最初は、独特の言い回しと奏上の仕方に面食らい、!?!?と絶句していたが、
なんだか倍音声明もどきだなあと思いながら気を取り直す。

今回の修行体験のお世話役である神職の須崎さんはとても声がいいなあ、と思っていた。
この奏上の時、私はたまたま一番前の列に座って、奏上の最初の言葉を放つ7人の道彦の1人だった。

ちょうど須崎さんが目の前に座っていた。
かなり長い詞を7回繰り返し奏上するのだが、4,5回めあたりだろうか、
明らかに須崎さんは気持ちよさげに朦朧としている様子がうかがわれた。

なんだなんだ、神社でも似たようなことしてるんではないか、と那須の護摩に参加したことのある私は
妙に親近感を覚えた。

夜行った「音霊鎮魂」もおもしろかった。
自分の魂を自由に飛ばす。気功でいえば、自発動だな。こりゃいいな、と思って
会いたかった人や気になっていた人に会いに行ったり、せっかちな私はびゅうびゅう、飛び回っていた。

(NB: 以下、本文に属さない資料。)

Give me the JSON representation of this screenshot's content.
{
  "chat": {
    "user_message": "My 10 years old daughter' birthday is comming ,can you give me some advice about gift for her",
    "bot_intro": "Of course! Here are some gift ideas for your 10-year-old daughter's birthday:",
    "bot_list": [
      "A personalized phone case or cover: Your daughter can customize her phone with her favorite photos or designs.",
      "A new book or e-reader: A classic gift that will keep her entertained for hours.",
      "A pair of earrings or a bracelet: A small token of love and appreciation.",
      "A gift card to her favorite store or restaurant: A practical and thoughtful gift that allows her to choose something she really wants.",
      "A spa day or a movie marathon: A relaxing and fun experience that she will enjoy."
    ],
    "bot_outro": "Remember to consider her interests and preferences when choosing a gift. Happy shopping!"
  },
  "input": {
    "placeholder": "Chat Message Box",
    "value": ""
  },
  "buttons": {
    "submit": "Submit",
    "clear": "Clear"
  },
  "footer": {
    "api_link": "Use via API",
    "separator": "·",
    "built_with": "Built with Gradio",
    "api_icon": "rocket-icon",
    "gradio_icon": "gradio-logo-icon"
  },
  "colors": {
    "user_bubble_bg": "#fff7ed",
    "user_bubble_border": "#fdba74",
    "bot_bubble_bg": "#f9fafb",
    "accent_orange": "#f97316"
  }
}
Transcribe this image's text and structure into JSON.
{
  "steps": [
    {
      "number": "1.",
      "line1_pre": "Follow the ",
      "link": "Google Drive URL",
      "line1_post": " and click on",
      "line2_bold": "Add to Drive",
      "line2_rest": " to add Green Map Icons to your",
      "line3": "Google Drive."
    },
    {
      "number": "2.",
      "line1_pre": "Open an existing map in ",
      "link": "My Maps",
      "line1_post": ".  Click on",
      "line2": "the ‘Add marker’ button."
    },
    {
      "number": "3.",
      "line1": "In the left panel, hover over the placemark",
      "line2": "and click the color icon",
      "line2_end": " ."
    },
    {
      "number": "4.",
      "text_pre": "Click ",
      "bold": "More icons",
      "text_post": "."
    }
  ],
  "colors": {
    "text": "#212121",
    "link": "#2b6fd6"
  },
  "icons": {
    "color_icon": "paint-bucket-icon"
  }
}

しかし後半は、あぐらを組んだ足が痛くて痛くて、そっちの方に意識がいってしまい、
意識が向こうに飛んだかと思えば痛い足に戻ってくるという始末でなんとも情けなや。

が、この痛いという身体感覚があるからこそ、こちらに戻って来れるわけで、まあいいか。
楽な姿勢でやってもいいそうで、今度は楽な姿勢で試してみたい。

須崎さんは確か京都の石清水八幡?の前の前の前の宮司にこの方法を教えてもらったとおっしゃられていたが、
なんだ神社でも同じことやってるんだ〜、とまたまた親しみを感じた。

大勢で修行することの意味

この他にも滝行、山懸などの行が行われる。
1泊2日の全行程を通して盛りだくさんの内容で充実していた。

日ごろの行では、なかなかこの充実度は味わえない。

かなりの疲労がたまった状態で参加したし、行の合間では睡魔が襲ってくるわ、大あくびを連発するわ、
山歩き自体は好きだし距離的にも大変ではなかったが、蒸し暑さに結構きていた。

が、お肌はすべすべになったし、けだるさも感じず、気力の充実を感じることができたのは、
やはり他の参加者がいたからこそ。

御岳山という場のもつエネルギー、迎えてくれた神職さんや宿の主人などお世話してくださった方のエネルギー、
そして参加した方々のエネルギーを感じられたからだと思う。

これは日々の行や1人での行ではなかなか得られないわけで、
大勢で修行することの意味を感じた2日間だった。

でもその意味を感じられたのは、日々の行の積み重ねであることは強調しておきたい。

得度って?

帰りの電車の中で、同室になった参加者の方と話をしていた。

私、今度得度しようと思っているんだ、と話したら
,一人の方は、実は私も得度したいと思ってるんだ、とおっしゃった。
一人の方はえっ?お坊さんになるの?って言われた。

これには私の方が面食らった。

なぜかというと私は、小林さんから「得度って一時しのぎの避難所」みたいに考えるといいよ、って言われた記憶があって、
「坊さんになる」とかそういう意識は全くなかったから。

気功の盛先生が、名前は大切。親からもらった名前以外にあと2つぐらい名前をもつといい。
と教室でよく言われているのを聞いていたので、そうか、それなら違う名前を持ってみようかな?
ぐらいにしか得度を考えていなかったから。

得度ってどうしたらできるのか?とか具体的に質問されだした私は、
急に自分が得度のことを何も知らないのに気づいた。

やばい!ちょっと弱気になる。

帰ってネットで調べてみる。
う〜ん、いろいろお金かかりそうだな、とか儀式いろいろあるんだな、とか。

現世に未練たらたらの私みたいな者がなってはまずいのでは?と思う次第で・・・。

型を離れて

しかし、ふとある言葉を思い出した。
松岡正剛が編集学校の生徒に向けてよく放つ言葉を。

「型を守って型に出て、型を破って型へ出て、型を離れて型を生む」

得度、というのは、一度死んで、違う価値観をもつ人として生まれ変わって最初の段階、
まず「型を守って」という段階なのだろう。

そう考えれば、そのはるか先に型を離れて型を生む、という段階があるわけで、そう考えれば気がらくだ。

私は得度することで「型を守り」そしていつか「型を離れて型を生む」ことができるように、なりたい。

こんな変な?!得度者もいたのかと、新たな得度者のイメージを創造したい、
そう思った、修行体験の翌日であった。